Job growth and employment outlook for the Piedmont Triad region point to steady expansion in 2026, led by Winston-Salem’s 2% year-over-year gains in professional services and manufacturing, with statewide megaprojects promising 16,000 jobs to the area amid North Carolina’s robust recovery.
Winston-Salem Leads, Greensboro Lags
Winston-Salem’s metro employment rose nearly 2% over the past year through mid-2025, 1.5 times the statewide average, driven by professional, scientific, and technical services adding over 13,000 jobs statewide. Burlington followed closely, while Greensboro grew under 0.5%, hampered by furniture manufacturing’s 9% drop and one-third workforce loss since 2019.
The Triad’s 3.1% employment increase from 2018-2023 yielded 298,836 workers, with unemployment at 3.4% in 2023—below the state’s 3.5%. All six counties saw unemployment declines, though the region lost more workforce during COVID than the state average (-4.9% vs. -3.9%).

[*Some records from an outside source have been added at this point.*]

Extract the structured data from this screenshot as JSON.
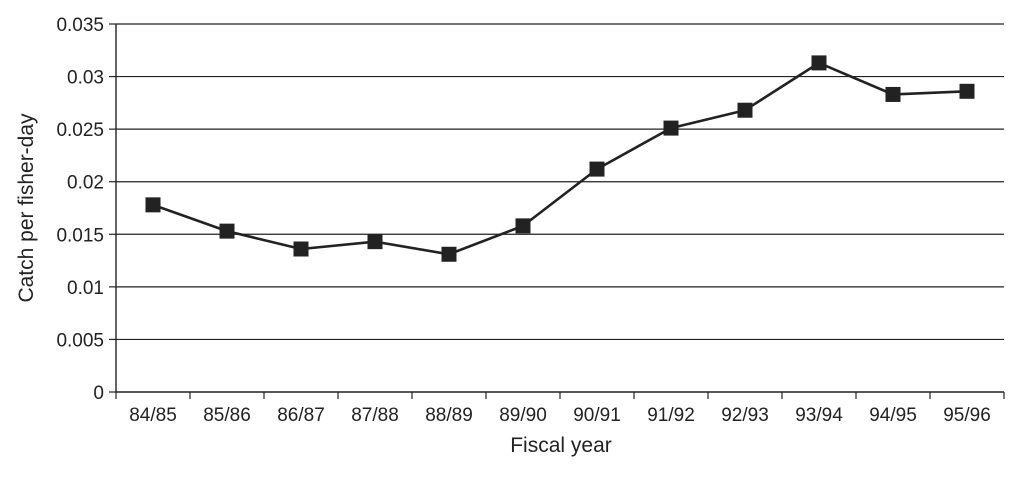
{
  "chart_data": {
    "type": "line",
    "title": "",
    "xlabel": "Fiscal year",
    "ylabel": "Catch per fisher-day",
    "categories": [
      "84/85",
      "85/86",
      "86/87",
      "87/88",
      "88/89",
      "89/90",
      "90/91",
      "91/92",
      "92/93",
      "93/94",
      "94/95",
      "95/96"
    ],
    "series": [
      {
        "values": [
          0.0178,
          0.0153,
          0.0136,
          0.0143,
          0.0131,
          0.0158,
          0.0212,
          0.0251,
          0.0268,
          0.0313,
          0.0283,
          0.0286
        ],
        "color": "#222222",
        "marker": "square"
      }
    ],
    "ylim": [
      0,
      0.035
    ],
    "yticks": [
      "0",
      "0.005",
      "0.01",
      "0.015",
      "0.02",
      "0.025",
      "0.03",
      "0.035"
    ],
    "grid": "horizontal",
    "legend": "none"
  }
}
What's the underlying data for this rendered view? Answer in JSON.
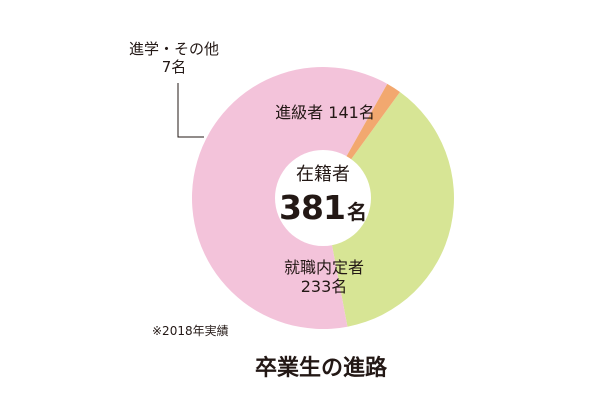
{
  "chart_data": {
    "type": "pie",
    "style": "donut",
    "title": "卒業生の進路",
    "note": "※2018年実績",
    "center": {
      "label": "在籍者",
      "value": "381",
      "unit": "名"
    },
    "slices": [
      {
        "name": "進級者",
        "value": 141,
        "value_text": "141名",
        "color": "#d7e595"
      },
      {
        "name": "就職内定者",
        "value": 233,
        "value_text": "233名",
        "color": "#f3c3da"
      },
      {
        "name": "進学・その他",
        "value": 7,
        "value_text": "7名",
        "color": "#f2a86f"
      }
    ],
    "legend": "none"
  }
}
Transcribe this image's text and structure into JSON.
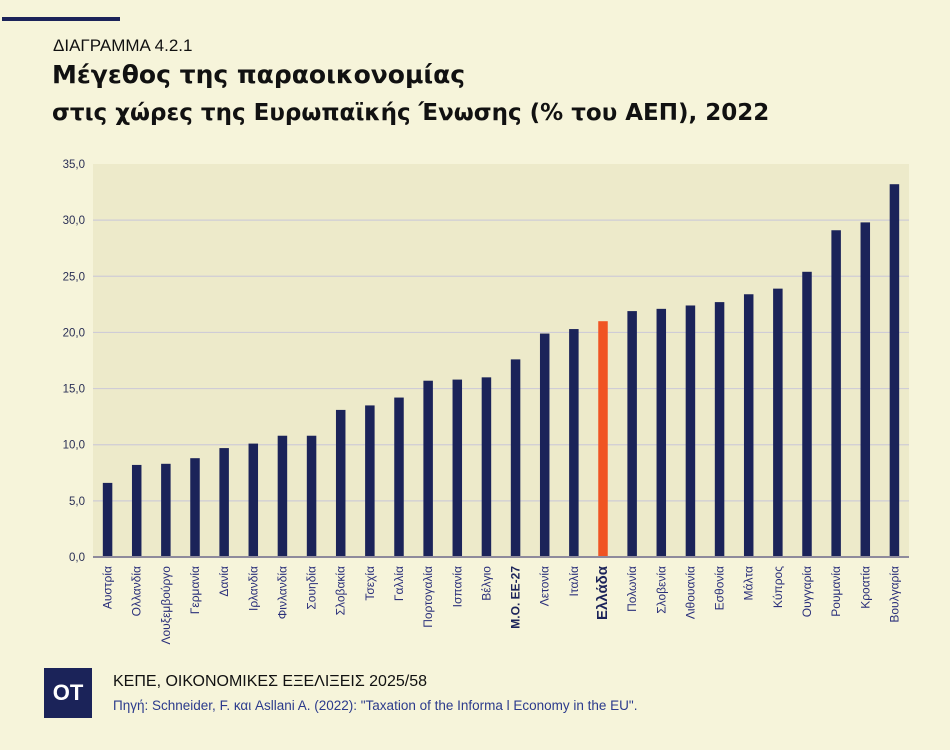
{
  "header": {
    "kicker": "ΔΙΑΓΡΑΜΜΑ 4.2.1",
    "title_line1": "Μέγεθος της παραοικονομίας",
    "title_line2": "στις χώρες της Ευρωπαϊκής Ένωσης (% του ΑΕΠ), 2022"
  },
  "footer": {
    "logo": "OT",
    "publication": "ΚΕΠΕ, ΟΙΚΟΝΟΜΙΚΕΣ ΕΞΕΛΙΞΕΙΣ 2025/58",
    "source": "Πηγή:  Schneider, F. και Asllani A. (2022): \"Taxation of the Informa l Economy in the EU\"."
  },
  "colors": {
    "bar": "#1B2359",
    "highlight_bar": "#F05423",
    "plot_background": "#EDEACA",
    "page_background": "#F6F4DA",
    "gridline": "#CFCCD6"
  },
  "chart_data": {
    "type": "bar",
    "title": "Μέγεθος της παραοικονομίας στις χώρες της Ευρωπαϊκής Ένωσης (% του ΑΕΠ), 2022",
    "xlabel": "",
    "ylabel": "",
    "ylim": [
      0,
      35
    ],
    "yticks": [
      0,
      5,
      10,
      15,
      20,
      25,
      30,
      35
    ],
    "ytick_labels": [
      "0,0",
      "5,0",
      "10,0",
      "15,0",
      "20,0",
      "25,0",
      "30,0",
      "35,0"
    ],
    "grid": true,
    "legend": "none",
    "categories": [
      "Αυστρία",
      "Ολλανδία",
      "Λουξεμβούργο",
      "Γερμανία",
      "Δανία",
      "Ιρλανδία",
      "Φινλανδία",
      "Σουηδία",
      "Σλοβακία",
      "Τσεχία",
      "Γαλλία",
      "Πορτογαλία",
      "Ισπανία",
      "Βέλγιο",
      "Μ.Ο. ΕΕ-27",
      "Λετονία",
      "Ιταλία",
      "Ελλάδα",
      "Πολωνία",
      "Σλοβενία",
      "Λιθουανία",
      "Εσθονία",
      "Μάλτα",
      "Κύπρος",
      "Ουγγαρία",
      "Ρουμανία",
      "Κροατία",
      "Βουλγαρία"
    ],
    "values": [
      6.6,
      8.2,
      8.3,
      8.8,
      9.7,
      10.1,
      10.8,
      10.8,
      13.1,
      13.5,
      14.2,
      15.7,
      15.8,
      16.0,
      17.6,
      19.9,
      20.3,
      21.0,
      21.9,
      22.1,
      22.4,
      22.7,
      23.4,
      23.9,
      25.4,
      29.1,
      29.8,
      33.2
    ],
    "highlight": "Ελλάδα",
    "bold_categories": [
      "Μ.Ο. ΕΕ-27",
      "Ελλάδα"
    ]
  }
}
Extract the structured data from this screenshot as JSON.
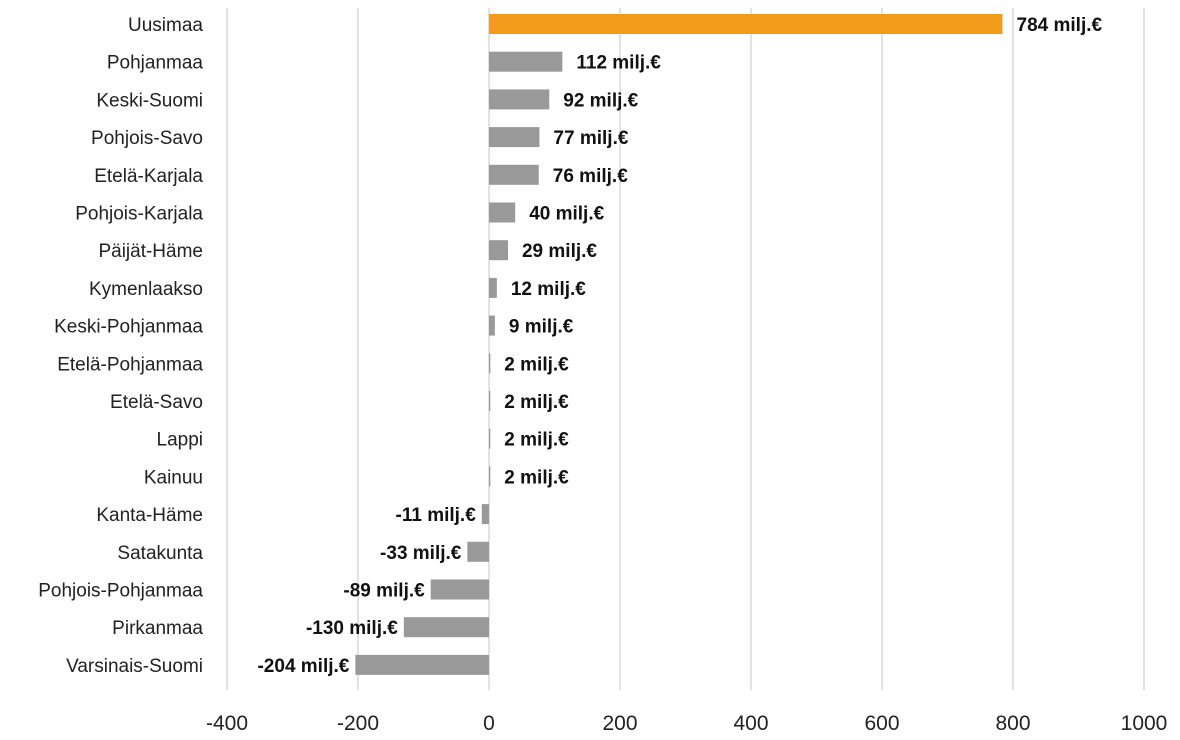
{
  "chart_data": {
    "type": "bar",
    "orientation": "horizontal",
    "categories": [
      "Uusimaa",
      "Pohjanmaa",
      "Keski-Suomi",
      "Pohjois-Savo",
      "Etelä-Karjala",
      "Pohjois-Karjala",
      "Päijät-Häme",
      "Kymenlaakso",
      "Keski-Pohjanmaa",
      "Etelä-Pohjanmaa",
      "Etelä-Savo",
      "Lappi",
      "Kainuu",
      "Kanta-Häme",
      "Satakunta",
      "Pohjois-Pohjanmaa",
      "Pirkanmaa",
      "Varsinais-Suomi"
    ],
    "values": [
      784,
      112,
      92,
      77,
      76,
      40,
      29,
      12,
      9,
      2,
      2,
      2,
      2,
      -11,
      -33,
      -89,
      -130,
      -204
    ],
    "value_labels": [
      "784 milj.€",
      "112 milj.€",
      "92 milj.€",
      "77 milj.€",
      "76 milj.€",
      "40 milj.€",
      "29 milj.€",
      "12 milj.€",
      "9 milj.€",
      "2 milj.€",
      "2 milj.€",
      "2 milj.€",
      "2 milj.€",
      "-11 milj.€",
      "-33 milj.€",
      "-89 milj.€",
      "-130 milj.€",
      "-204 milj.€"
    ],
    "highlight_index": 0,
    "xlim": [
      -400,
      1000
    ],
    "xticks": [
      -400,
      -200,
      0,
      200,
      400,
      600,
      800,
      1000
    ],
    "xtick_labels": [
      "-400",
      "-200",
      "0",
      "200",
      "400",
      "600",
      "800",
      "1000"
    ],
    "grid": true,
    "title": "",
    "xlabel": "",
    "ylabel": ""
  },
  "colors": {
    "highlight": "#f39c1b",
    "bar": "#999999",
    "grid": "#d9d9d9"
  }
}
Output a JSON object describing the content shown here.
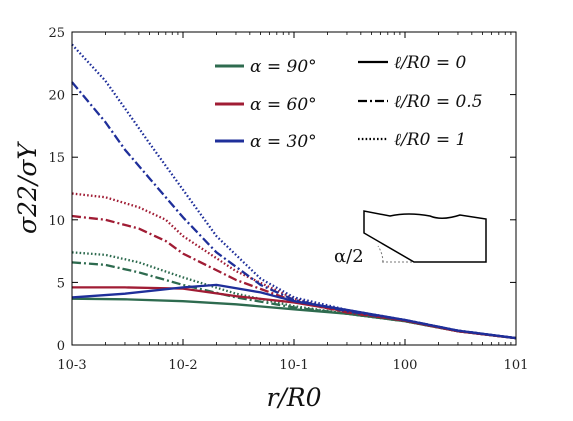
{
  "chart_data": {
    "type": "line",
    "x_scale": "log",
    "xlim": [
      0.001,
      10
    ],
    "ylim": [
      0,
      25
    ],
    "grid": false,
    "xlabel": "r/R0",
    "ylabel": "σ22/σY",
    "xtick_labels": [
      "10-3",
      "10-2",
      "10-1",
      "100",
      "101"
    ],
    "ytick_labels": [
      "0",
      "5",
      "10",
      "15",
      "20",
      "25"
    ],
    "legend": {
      "placement": "top-right",
      "colors": [
        {
          "label": "α = 90°",
          "color": "#2e6b4f"
        },
        {
          "label": "α = 60°",
          "color": "#a01c34"
        },
        {
          "label": "α = 30°",
          "color": "#1f2f9a"
        }
      ],
      "styles": [
        {
          "label": "ℓ/R0 = 0",
          "dash": "solid"
        },
        {
          "label": "ℓ/R0 = 0.5",
          "dash": "dashdot"
        },
        {
          "label": "ℓ/R0 = 1",
          "dash": "dotted"
        }
      ]
    },
    "inset_label": "α/2",
    "series": [
      {
        "color": "#2e6b4f",
        "dash": "solid",
        "x": [
          0.001,
          0.003,
          0.01,
          0.03,
          0.1,
          0.3,
          1,
          3,
          10
        ],
        "y": [
          3.7,
          3.65,
          3.5,
          3.25,
          2.85,
          2.5,
          1.9,
          1.1,
          0.55
        ]
      },
      {
        "color": "#2e6b4f",
        "dash": "dashdot",
        "x": [
          0.001,
          0.002,
          0.004,
          0.01,
          0.03,
          0.1,
          0.3,
          1,
          3,
          10
        ],
        "y": [
          6.6,
          6.4,
          5.8,
          4.8,
          3.8,
          3.0,
          2.5,
          1.9,
          1.1,
          0.55
        ]
      },
      {
        "color": "#2e6b4f",
        "dash": "dotted",
        "x": [
          0.001,
          0.002,
          0.004,
          0.01,
          0.03,
          0.1,
          0.3,
          1,
          3,
          10
        ],
        "y": [
          7.4,
          7.2,
          6.6,
          5.4,
          4.1,
          3.1,
          2.5,
          1.9,
          1.1,
          0.55
        ]
      },
      {
        "color": "#a01c34",
        "dash": "solid",
        "x": [
          0.001,
          0.003,
          0.01,
          0.03,
          0.1,
          0.3,
          1,
          3,
          10
        ],
        "y": [
          4.6,
          4.6,
          4.5,
          3.9,
          3.4,
          2.7,
          1.95,
          1.1,
          0.55
        ]
      },
      {
        "color": "#a01c34",
        "dash": "dashdot",
        "x": [
          0.001,
          0.002,
          0.004,
          0.007,
          0.01,
          0.03,
          0.1,
          0.3,
          1,
          3,
          10
        ],
        "y": [
          10.3,
          10.0,
          9.3,
          8.3,
          7.3,
          5.2,
          3.5,
          2.6,
          1.95,
          1.1,
          0.55
        ]
      },
      {
        "color": "#a01c34",
        "dash": "dotted",
        "x": [
          0.001,
          0.002,
          0.004,
          0.007,
          0.01,
          0.03,
          0.1,
          0.3,
          1,
          3,
          10
        ],
        "y": [
          12.1,
          11.8,
          11.0,
          10.0,
          8.7,
          5.9,
          3.7,
          2.6,
          1.95,
          1.1,
          0.55
        ]
      },
      {
        "color": "#1f2f9a",
        "dash": "solid",
        "x": [
          0.001,
          0.003,
          0.01,
          0.02,
          0.05,
          0.1,
          0.3,
          1,
          3,
          10
        ],
        "y": [
          3.8,
          4.1,
          4.6,
          4.8,
          4.2,
          3.5,
          2.8,
          2.0,
          1.15,
          0.55
        ]
      },
      {
        "color": "#1f2f9a",
        "dash": "dashdot",
        "x": [
          0.001,
          0.002,
          0.003,
          0.005,
          0.01,
          0.02,
          0.05,
          0.1,
          0.3,
          1,
          3,
          10
        ],
        "y": [
          21.0,
          17.8,
          15.6,
          13.3,
          10.2,
          7.4,
          4.8,
          3.6,
          2.7,
          2.0,
          1.15,
          0.55
        ]
      },
      {
        "color": "#1f2f9a",
        "dash": "dotted",
        "x": [
          0.001,
          0.002,
          0.003,
          0.005,
          0.01,
          0.02,
          0.05,
          0.1,
          0.3,
          1,
          3,
          10
        ],
        "y": [
          24.0,
          21.1,
          18.9,
          16.1,
          12.4,
          8.7,
          5.3,
          3.8,
          2.8,
          2.0,
          1.15,
          0.55
        ]
      }
    ]
  }
}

Megaprojects Fuel Pipeline
Governor Stein highlighted 33,745 new jobs and $23.1 billion in investments for 2025, with 16,000 jobs pledged to the Triad; including JetZero’s 14,500-job aviation facility. North Carolina’s pipeline targets 59,000 jobs in 2026 across aerospace, biotech, advanced manufacturing, and EVs, with the Triad central to rural gains.carolinajournal+1
Sector Winners and Losers
Healthcare and social assistance leads projections, adding 6,902 jobs (13.6%) by 2032, followed by accommodation/food services (+4,007 jobs, 14.8%). Trades/transportation (38.2% of openings) and business/management (19.5%) dominate PropelNC sectors. Furniture declines persist, but advanced manufacturing offsets losses.
2026 Outlook: Measured Optimism
Statewide forecasts predict 80,800 net jobs in 2026 (1.6% growth), with GDP up 3.0%; unemployment may tick to 4.1%. Triad growth lags Charlotte but exceeds many peers, supported by population increases of 8-12%. Winston-Salem projects 22,001 jobs by 2032, focusing on health (13.6%) and services.
Challenges include federal job cuts (300 lost statewide) and legacy sector erosion, but manufacturing ($24B capital) and services buoy resilience. The Triad’s outlook favors employers leveraging apprenticeships and pipelines amid steady demand.